Of course, the reporters, the editors, and all the other divisions of a newspaper are what goes into making a newspaper’s content but how is it physically made? They were once made by ‘hot type’ machines in the 14th century, when a piece of paper would be placed over a block of type of pressed down so that the print would be etched into the paper. This process would obviously be far too costly and labor-intensive for all the papers today and so a process known as ‘cold type’ is used along with off-set presses to print the newspaper and a division called the production division is responsible for it.

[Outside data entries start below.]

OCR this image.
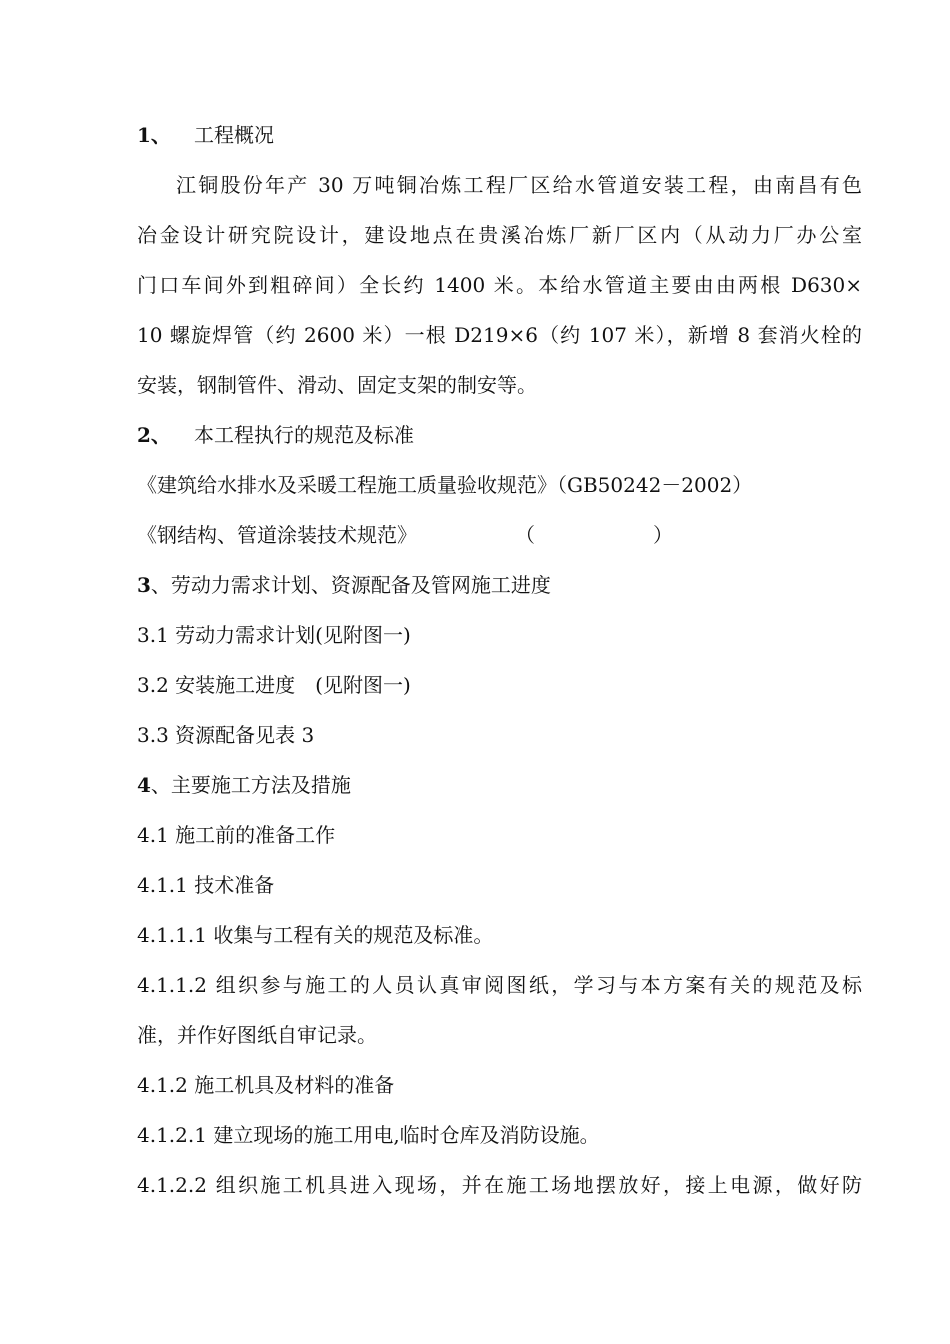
1、 工程概况
江铜股份年产 30 万吨铜冶炼工程厂区给水管道安装工程，由南昌有色
冶金设计研究院设计，建设地点在贵溪冶炼厂新厂区内（从动力厂办公室
门口车间外到粗碎间）全长约 1400 米。本给水管道主要由由两根 D630×
10 螺旋焊管（约 2600 米）一根 D219×6（约 107 米），新增 8 套消火栓的
安装，钢制管件、滑动、固定支架的制安等。
2、 本工程执行的规范及标准
《建筑给水排水及采暖工程施工质量验收规范》（GB50242－2002）
《钢结构、管道涂装技术规范》	（	）
3、劳动力需求计划、资源配备及管网施工进度
3.1 劳动力需求计划(见附图一)
3.2 安装施工进度　(见附图一)
3.3 资源配备见表 3
4、主要施工方法及措施
4.1 施工前的准备工作
4.1.1 技术准备
4.1.1.1 收集与工程有关的规范及标准。
4.1.1.2 组织参与施工的人员认真审阅图纸，学习与本方案有关的规范及标
准，并作好图纸自审记录。
4.1.2 施工机具及材料的准备
4.1.2.1 建立现场的施工用电,临时仓库及消防设施。
4.1.2.2 组织施工机具进入现场，并在施工场地摆放好，接上电源，做好防
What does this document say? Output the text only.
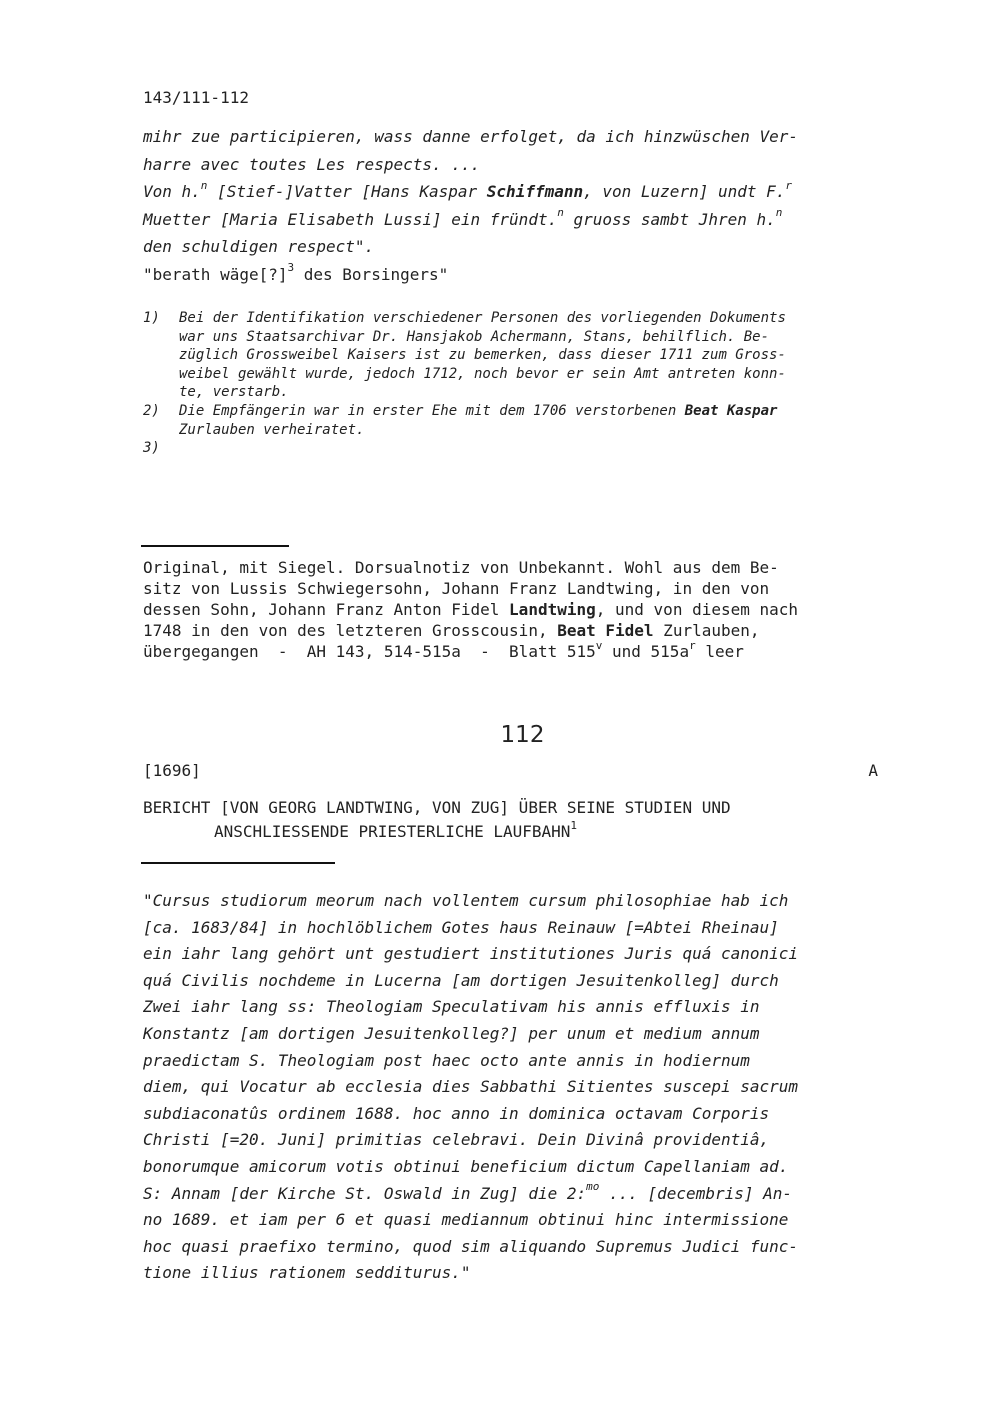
143/111-112
mihr zue participieren, wass danne erfolget, da ich hinzwüschen Ver-
harre avec toutes Les respects. ...
Von h.$^n$ [Stief-]Vatter [Hans Kaspar Schiffmann, von Luzern] undt F.$^r$
Muetter [Maria Elisabeth Lussi] ein fründt.$^n$ gruoss sambt Jhren h.$^n$
den schuldigen respect".
"berath wäge[?]$^3$ des Borsingers"
1)	Bei der Identifikation verschiedener Personen des vorliegenden Dokuments
war uns Staatsarchivar Dr. Hansjakob Achermann, Stans, behilflich. Be-
züglich Grossweibel Kaisers ist zu bemerken, dass dieser 1711 zum Gross-
weibel gewählt wurde, jedoch 1712, noch bevor er sein Amt antreten konn-
te, verstarb.
2)	Die Empfängerin war in erster Ehe mit dem 1706 verstorbenen Beat Kaspar
Zurlauben verheiratet.
3)
Original, mit Siegel. Dorsualnotiz von Unbekannt. Wohl aus dem Be-
sitz von Lussis Schwiegersohn, Johann Franz Landtwing, in den von
dessen Sohn, Johann Franz Anton Fidel Landtwing, und von diesem nach
1748 in den von des letzteren Grosscousin, Beat Fidel Zurlauben,
übergegangen  -  AH 143, 514-515a  -  Blatt 515$^v$ und $515a^r$ leer
112
[1696]	A
BERICHT [VON GEORG LANDTWING, VON ZUG] ÜBER SEINE STUDIEN UND
ANSCHLIESSENDE PRIESTERLICHE LAUFBAHN$^1$
"Cursus studiorum meorum nach vollentem cursum philosophiae hab ich
[ca. 1683/84] in hochlöblichem Gotes haus Reinauw [=Abtei Rheinau]
ein iahr lang gehört unt gestudiert institutiones Juris quá canonici
quá Civilis nochdeme in Lucerna [am dortigen Jesuitenkolleg] durch
Zwei iahr lang ss: Theologiam Speculativam his annis effluxis in
Konstantz [am dortigen Jesuitenkolleg?] per unum et medium annum
praedictam S. Theologiam post haec octo ante annis in hodiernum
diem, qui Vocatur ab ecclesia dies Sabbathi Sitientes suscepi sacrum
subdiaconatûs ordinem 1688. hoc anno in dominica octavam Corporis
Christi [=20. Juni] primitias celebravi. Dein Divinâ providentiâ,
bonorumque amicorum votis obtinui beneficium dictum Capellaniam ad.
S: Annam [der Kirche St. Oswald in Zug] die 2:$^{mo}$ ... [decembris] An-
no 1689. et iam per 6 et quasi mediannum obtinui hinc intermissione
hoc quasi praefixo termino, quod sim aliquando Supremus Judici func-
tione illius rationem sedditurus."
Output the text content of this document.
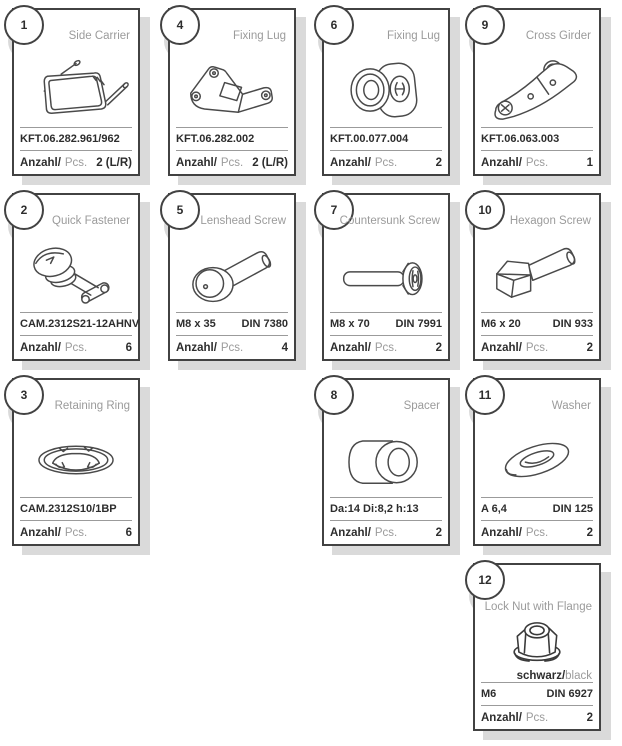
1
Side Carrier
KFT.06.282.961/962
Anzahl/ Pcs. 2 (L/R)
4
Fixing Lug
KFT.06.282.002
Anzahl/ Pcs. 2 (L/R)
6
Fixing Lug
KFT.00.077.004
Anzahl/ Pcs.	2
9
Cross Girder
KFT.06.063.003
Anzahl/ Pcs.	1
2
Quick Fastener
CAM.2312S21-12AHNV
Anzahl/ Pcs.	6
5
Lenshead Screw
M8 x 35 DIN 7380
Anzahl/ Pcs.	4
7
Countersunk Screw
M8 x 70 DIN 7991
Anzahl/ Pcs.	2
10
Hexagon Screw
M6 x 20	DIN 933
Anzahl/ Pcs.	2
3
Retaining Ring
CAM.2312S10/1BP
Anzahl/ Pcs.	6
8
Spacer
Da:14 Di:8,2 h:13
Anzahl/ Pcs.	2
11
Washer
A 6,4	DIN 125
Anzahl/ Pcs.	2
12
Lock Nut with Flange
schwarz/black
M6	DIN 6927
Anzahl/ Pcs.	2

The production division oversees all the different equipment needed to assemble and print a newspaper including presses, typesetters, image scanners, and photographic engraving machines. The process of off-set printing involves the etching of a newspaper page to be transferred to aluminum plates. These aluminum plates go to a specialist and then are placed inside the machine. Once inside the press, a rubber roller will be used to transfer the image on the aluminum plate onto a piece of newspaper. The reason why this process is called off-set is because the aluminum plates and the newspaper don’t ever touch each other.

The presses that are used to print and assemble newspapers are massive machines that are extremely noisy and can stand up to 3 stories tall. In addition to that, they can also cost up to $40 million dollars and more. However, as big and strong as they are, they treat newsprint extremely delicately. This is mostly because instead of individual sheets of paper, these machines use streaming sheets and inside the press, the sheets must continuously wind over and around huge rollers. And even though the process inside a web press, the machine that prints and assembles a newspaper, is extensive and complicated, the process all happens extremely quickly and one of today’s presses can create 70,000 copies of one newspaper in an hour. Once these are ready and off the press, they are sent to the distribution division.

How are they Distributed?

The distribution department needs to ensure that the latest news is being delivered to the readers and to do so, many large newspapers will have many different editions of the daily newspaper. The first edition goes to the outermost boundaries of the circulation area, the area that receives one particular newspaper. Then a second edition, which will include news that is more local and more current, will be distributed to a smaller area and so on, until the fourth edition, which will include breaking news, stories that are much more local, and more current.

Once the distribution department is ready to release the paper to the public, they will hand it over to independent contractors, who are also called newspaper carriers. Most people are familiar with what newspaper carriers do, as this is often many people’s first jobs. These carriers buy large quantities of the newspaper and sell them to individual customers. These customers will then pay on a weekly, biweekly, or monthly basis, for receiving the daily newspaper delivered to them every day.